Ma ciò che nella cosciente pienezza di questo sacro momento a noi sembra doveroso riaffermare è il mistero del nostro Sacerdozio cattolico, che affianca quello eucaristico, e con esso si compenetra e si confonde. A noi sorge spontaneo nel cuore il godimento ineffabile della specifica comunione, che ci unisce oggi a tutti i nostri Confratelli nel Sacerdozio. Chi più di noi, venerati Sacerdoti, può dire con autentica e mistica realtà: «Non sono più io che vivo, ma vive in me Cristo»? (Gal. 2, 20) Quale maggiore carità poteva dimostrare a noi Gesù Cristo, che chiamandoci, tutti e singoli, suoi amici (Io. 15, 14; 15, 15) e trasferendo in ciascuno di noi la prodigiosa potestà di consacrare l’Eucaristia? (Cfr. DENZ.-SCHÖN 1764 (957)) Poteva Egli darci maggiore prova di fiducia? E come potremmo rimettere in questione la nostra scelta a tanto ministero, quando dobbiamo ricordare ch’essa nasce da una sua preferenziale iniziativa (Cfr. Io. 15,16), all’incontro con una nostra personale, libera e amorosa risposta? Non dovremo forse far nostra la semplice, ma stupenda risposta, a noi, in questi giorni comunicata, da un buon Sacerdote, sbattuto, come tanti oggi, dagli affanni e dai dubbi delle contestazioni proprie del nostro tempo: «Io sono felice»?

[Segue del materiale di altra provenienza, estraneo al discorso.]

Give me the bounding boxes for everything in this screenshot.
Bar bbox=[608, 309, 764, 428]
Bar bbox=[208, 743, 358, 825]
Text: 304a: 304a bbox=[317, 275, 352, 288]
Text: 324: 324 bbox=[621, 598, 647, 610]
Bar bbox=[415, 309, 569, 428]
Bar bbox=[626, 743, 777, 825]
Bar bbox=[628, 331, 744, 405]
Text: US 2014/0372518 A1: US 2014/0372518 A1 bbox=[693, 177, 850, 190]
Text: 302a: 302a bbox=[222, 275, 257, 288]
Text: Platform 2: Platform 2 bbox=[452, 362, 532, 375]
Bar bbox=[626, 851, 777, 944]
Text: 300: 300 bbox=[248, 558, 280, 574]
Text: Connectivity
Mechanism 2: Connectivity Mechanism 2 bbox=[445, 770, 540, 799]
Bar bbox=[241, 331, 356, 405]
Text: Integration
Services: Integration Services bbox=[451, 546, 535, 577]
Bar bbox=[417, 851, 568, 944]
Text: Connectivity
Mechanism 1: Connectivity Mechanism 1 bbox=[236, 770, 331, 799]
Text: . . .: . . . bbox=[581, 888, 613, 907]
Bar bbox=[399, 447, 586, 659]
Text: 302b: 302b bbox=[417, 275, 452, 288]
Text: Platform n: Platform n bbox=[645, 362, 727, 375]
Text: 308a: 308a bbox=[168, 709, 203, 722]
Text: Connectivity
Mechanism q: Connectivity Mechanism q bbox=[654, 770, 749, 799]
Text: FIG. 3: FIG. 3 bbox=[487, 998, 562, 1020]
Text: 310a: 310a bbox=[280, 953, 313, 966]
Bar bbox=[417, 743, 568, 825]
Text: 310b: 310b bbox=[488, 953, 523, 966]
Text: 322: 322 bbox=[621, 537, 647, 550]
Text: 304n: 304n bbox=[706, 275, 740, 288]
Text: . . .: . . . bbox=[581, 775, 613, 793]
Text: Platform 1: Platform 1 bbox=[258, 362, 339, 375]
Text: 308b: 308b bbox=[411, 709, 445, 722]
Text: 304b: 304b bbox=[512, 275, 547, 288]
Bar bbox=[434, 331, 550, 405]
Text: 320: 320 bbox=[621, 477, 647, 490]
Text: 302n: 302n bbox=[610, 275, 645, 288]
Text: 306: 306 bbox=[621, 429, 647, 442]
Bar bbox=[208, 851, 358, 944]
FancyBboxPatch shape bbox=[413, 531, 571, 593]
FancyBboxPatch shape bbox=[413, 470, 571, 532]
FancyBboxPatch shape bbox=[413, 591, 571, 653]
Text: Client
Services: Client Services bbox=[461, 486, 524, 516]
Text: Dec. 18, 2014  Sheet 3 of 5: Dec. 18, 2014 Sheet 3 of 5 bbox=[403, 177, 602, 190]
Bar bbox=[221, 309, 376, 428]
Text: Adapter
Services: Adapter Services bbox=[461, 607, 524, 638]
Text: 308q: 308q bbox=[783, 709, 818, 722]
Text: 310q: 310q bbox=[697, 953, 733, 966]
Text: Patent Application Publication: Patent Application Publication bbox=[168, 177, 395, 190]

Sì, venerati Fratelli ed anche voi tutti carissimi Fedeli; noi dobbiamo oggi ringraziare il Signore d’aver istituito questo divino e misterioso Sacramento, l’Eucaristia; e dobbiamo tutti aggiungere a sua gloria e a nostro conforto: noi siamo felici, che accanto ad essa, l’Eucaristia, per renderla attuale, per moltiplicarla e diffonderla, voi, Signore, avete comunicato ad alcuni eletti e responsabili, nella vostra Chiesa, il vostro santo e meraviglioso Sacerdozio. Sia questa la nostra spirituale espressione per questo Giovedì Santo!